The type of treatment you receive depends on the stage of cancer. Radiation therapy also may be used to treat cancer. Chemotherapy may be used to treat more severe cancers. 

Finally… 

The vulvar self-exam can help alert you to vulvar problems. Talk to your doctor about any changes or symptoms you notice. The earlier you seek treatment, the better your chances of treating the problem with success. 

If you are experiencing signs or symptoms of this issue, or have questions, you can schedule an appointment with us at our Baldwin Park office in Orlando, FL.

Glossary 

Chemotherapy: The treatment of cancer using certain drugs to destroy malignant cells. 

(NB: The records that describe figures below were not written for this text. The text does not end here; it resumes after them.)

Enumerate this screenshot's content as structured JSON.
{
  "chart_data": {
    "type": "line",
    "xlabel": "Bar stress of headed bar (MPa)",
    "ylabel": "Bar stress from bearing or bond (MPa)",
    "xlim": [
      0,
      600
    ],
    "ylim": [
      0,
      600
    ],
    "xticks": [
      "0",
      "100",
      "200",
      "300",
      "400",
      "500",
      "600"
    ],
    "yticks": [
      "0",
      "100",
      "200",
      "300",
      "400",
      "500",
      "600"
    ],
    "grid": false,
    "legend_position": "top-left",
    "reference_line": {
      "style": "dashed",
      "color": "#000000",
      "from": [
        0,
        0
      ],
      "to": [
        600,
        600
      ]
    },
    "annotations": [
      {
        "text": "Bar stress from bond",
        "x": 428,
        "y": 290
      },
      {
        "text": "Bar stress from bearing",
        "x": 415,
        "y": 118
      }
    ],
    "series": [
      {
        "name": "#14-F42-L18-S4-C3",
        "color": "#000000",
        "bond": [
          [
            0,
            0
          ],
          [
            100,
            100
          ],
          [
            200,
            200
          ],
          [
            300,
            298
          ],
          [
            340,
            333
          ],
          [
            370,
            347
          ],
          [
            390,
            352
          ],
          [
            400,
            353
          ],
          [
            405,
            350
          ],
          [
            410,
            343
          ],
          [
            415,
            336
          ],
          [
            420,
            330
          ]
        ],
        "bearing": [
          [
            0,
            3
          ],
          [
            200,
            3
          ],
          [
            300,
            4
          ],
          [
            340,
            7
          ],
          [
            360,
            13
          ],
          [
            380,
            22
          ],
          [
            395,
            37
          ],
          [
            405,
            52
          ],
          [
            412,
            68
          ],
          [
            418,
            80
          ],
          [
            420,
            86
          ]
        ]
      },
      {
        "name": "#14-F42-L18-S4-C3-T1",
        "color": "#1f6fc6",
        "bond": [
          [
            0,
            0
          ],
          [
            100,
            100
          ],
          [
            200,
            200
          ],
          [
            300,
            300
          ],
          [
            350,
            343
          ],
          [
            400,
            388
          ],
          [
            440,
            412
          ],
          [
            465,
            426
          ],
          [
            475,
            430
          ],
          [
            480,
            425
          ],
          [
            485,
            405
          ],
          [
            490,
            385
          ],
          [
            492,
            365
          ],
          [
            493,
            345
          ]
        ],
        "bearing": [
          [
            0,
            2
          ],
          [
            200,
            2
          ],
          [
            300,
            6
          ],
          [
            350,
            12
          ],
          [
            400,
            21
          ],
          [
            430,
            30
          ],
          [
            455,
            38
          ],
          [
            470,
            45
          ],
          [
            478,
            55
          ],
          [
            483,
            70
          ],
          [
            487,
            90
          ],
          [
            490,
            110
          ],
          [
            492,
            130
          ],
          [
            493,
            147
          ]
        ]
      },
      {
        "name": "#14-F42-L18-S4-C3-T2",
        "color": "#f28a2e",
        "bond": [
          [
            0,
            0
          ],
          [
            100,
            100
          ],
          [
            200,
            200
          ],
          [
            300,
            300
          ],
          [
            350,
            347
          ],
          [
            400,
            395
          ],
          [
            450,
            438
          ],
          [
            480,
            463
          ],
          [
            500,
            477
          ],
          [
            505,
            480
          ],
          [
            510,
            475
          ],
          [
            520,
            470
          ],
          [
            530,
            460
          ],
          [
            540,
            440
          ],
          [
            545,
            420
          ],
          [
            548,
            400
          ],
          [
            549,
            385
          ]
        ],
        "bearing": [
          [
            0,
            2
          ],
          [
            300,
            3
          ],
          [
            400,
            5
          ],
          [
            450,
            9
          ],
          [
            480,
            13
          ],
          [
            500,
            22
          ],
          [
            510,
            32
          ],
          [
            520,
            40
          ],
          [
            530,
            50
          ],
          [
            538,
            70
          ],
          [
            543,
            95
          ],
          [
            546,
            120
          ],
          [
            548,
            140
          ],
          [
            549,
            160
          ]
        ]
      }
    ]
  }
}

Inflammation: Pain, swelling, redness, and irritation of tissues in the body 

Lymph Nodes: Small glands that filter the flow of lymph (a nearly colorless fluid that bathes body cells) through the body. 

Radiation therapy: Treatment by exposing the affected area to high-energy radiation. 

Sexually Transmitted Diseases (STDs): Diseases that are spread by sexual contact, including chlamydial infection, gonorrhea, genital warts, herpes, syphilis, and infection with human immunodeficiency virus (HIV, the cause of acquired immunodeficiency syndrome [AIDS]).